A couple of concrete steps to take

A customer recently asked me this: “We still lack a bit of acceptance among our users for the DSL. Can we chat a little bit about ways of teaching them how to use MPS and the DSL?”

I suggested to ask their colleagues in their sister department, because they seem to be quite successful with it. For all of you who don’t have the luxury of just asking colleagues, here are some pointers of what to do.

Three Preliminaries

First, I don’t think any of what I am going to say is a) a huge surprise and b) specific to DSLs. It is tried and trusted techniques of introducing something new into an organization. The more disruptive the change is, the more critical is a structured approach of introducing the change. And DSLs certainly are disruptive.

The second preliminary is that all of what I am going to suggest won’t work if the new tool or approach isn’t any good. Make sure that your “new thing” actually fits with the work your users have to do. It’s ok to be disruptive, but you have to disrupt with something really good. Otherwise you have no chance.

Third there’s politics, some folks’ general lack of motivation to change and all kinds of other psychological things to consider. I won’t cover these things here; we assume the set of users you want to “convince” is not unreasonably opposed.
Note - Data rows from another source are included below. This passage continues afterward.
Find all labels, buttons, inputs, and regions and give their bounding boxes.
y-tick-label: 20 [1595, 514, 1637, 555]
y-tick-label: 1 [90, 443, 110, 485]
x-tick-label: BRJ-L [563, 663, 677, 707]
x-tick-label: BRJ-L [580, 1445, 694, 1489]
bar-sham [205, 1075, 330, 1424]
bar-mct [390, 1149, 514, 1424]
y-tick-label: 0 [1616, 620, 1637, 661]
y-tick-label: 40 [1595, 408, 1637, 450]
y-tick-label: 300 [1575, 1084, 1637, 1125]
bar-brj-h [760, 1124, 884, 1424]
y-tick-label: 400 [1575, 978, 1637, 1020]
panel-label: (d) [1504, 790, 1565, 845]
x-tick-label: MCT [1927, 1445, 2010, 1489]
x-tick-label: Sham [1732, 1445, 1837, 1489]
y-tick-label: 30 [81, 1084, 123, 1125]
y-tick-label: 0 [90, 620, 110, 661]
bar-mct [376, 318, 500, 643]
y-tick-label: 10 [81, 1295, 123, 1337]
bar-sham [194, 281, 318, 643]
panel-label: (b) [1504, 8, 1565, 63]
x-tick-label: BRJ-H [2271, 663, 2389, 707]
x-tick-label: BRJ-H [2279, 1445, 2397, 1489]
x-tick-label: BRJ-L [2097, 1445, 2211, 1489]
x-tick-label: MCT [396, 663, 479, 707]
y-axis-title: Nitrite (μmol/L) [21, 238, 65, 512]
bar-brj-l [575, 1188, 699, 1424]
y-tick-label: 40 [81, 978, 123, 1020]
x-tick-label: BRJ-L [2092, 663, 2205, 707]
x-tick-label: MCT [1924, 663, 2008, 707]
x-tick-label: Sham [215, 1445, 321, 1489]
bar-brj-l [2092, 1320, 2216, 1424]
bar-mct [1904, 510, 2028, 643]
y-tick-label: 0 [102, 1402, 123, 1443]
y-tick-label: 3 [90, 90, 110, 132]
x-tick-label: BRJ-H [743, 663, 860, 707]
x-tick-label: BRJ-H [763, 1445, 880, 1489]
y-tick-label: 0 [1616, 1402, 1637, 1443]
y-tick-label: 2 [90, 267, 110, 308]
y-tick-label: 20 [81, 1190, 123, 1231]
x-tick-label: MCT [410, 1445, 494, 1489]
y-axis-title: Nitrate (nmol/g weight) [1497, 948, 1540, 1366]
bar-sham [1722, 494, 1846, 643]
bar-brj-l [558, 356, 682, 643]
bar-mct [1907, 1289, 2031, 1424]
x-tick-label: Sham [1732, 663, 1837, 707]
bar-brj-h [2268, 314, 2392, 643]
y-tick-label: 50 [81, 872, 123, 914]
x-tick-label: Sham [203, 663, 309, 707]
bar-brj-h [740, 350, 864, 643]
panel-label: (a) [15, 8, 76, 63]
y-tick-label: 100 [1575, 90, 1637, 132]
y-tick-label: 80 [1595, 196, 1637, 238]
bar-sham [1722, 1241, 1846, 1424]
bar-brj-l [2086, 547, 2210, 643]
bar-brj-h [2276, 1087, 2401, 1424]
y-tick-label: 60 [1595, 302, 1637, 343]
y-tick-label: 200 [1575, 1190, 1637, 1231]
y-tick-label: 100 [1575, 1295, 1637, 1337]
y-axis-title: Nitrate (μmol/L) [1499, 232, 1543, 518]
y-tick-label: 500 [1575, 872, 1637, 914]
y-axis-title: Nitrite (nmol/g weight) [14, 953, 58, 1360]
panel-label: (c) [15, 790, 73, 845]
So let’s now look at how the successful department did it:

Introductory Workshop

We had developed the first version/release/prototype of the language with the help of two domain experts. They were part of the language development team, and helped us make sure the language was reasonably close to the domain. After we build a few prototype models using the language with these two, we decided we were ready for a wide audience. IIRC twelve additional users were scheduled to learn the tool next. We started with a multi-day workshop where we explained the idea, gave an overview over the language and then developed a few example models from their specific sub-domain. Didn’t all go completely smoothly, but at the end of the week I think there was general agreement that this new thing isn’t completely crap and might actually simplify their work.

Champion

The next ingredient is a champion; her role is to act as a bridge between the language development team and the (growing) user community. She acts as the first level support for questions from the users and works with them during the initial use of the tool. She is also part of the development team’s Dailys and requirements discussions, and she validates a new release before it leaves the barn. Every two weeks when we release a new version of the tool, she writes a release notes document that explains the new features, required manual changes to existing models, or automatically executing model migrations. Every week she also moderates a Q&A session where the users can ask questions; a representative of the developers is also part of this meeting, so devs and users can discuss technical issues directly.

Pairing

Nobody uses the tool alone during the first phases of use. At least two, sometimes even larger gaggles work together. As we all know, it is easier to avoid getting stuck when you’re not sitting in front of the box alone.

Quick turnaround

No tool is perfect. Especially not one which tries to “inhale” the semantics of a non-trivial domain. An important ingredient to successful adoption is that the turnaround time based on user feedback is reasonably quick. Nothing is more frustrating if users find a problem or something that doesn’t fit their tasking, and then nothing happens for weeks and weeks. Larger changes of course take longer (and often need quite a bit of discussion to identify the right abstractions), but you can win a lot of hearts and minds if small (and annoying) problems are fixed quickly.

Wrap-Up

So basically that’s it. Quite obvious, isn’t it? It one of these things where the problem isn’t that these things are hard to come up with; it’s more a matter of just doing it, systematically.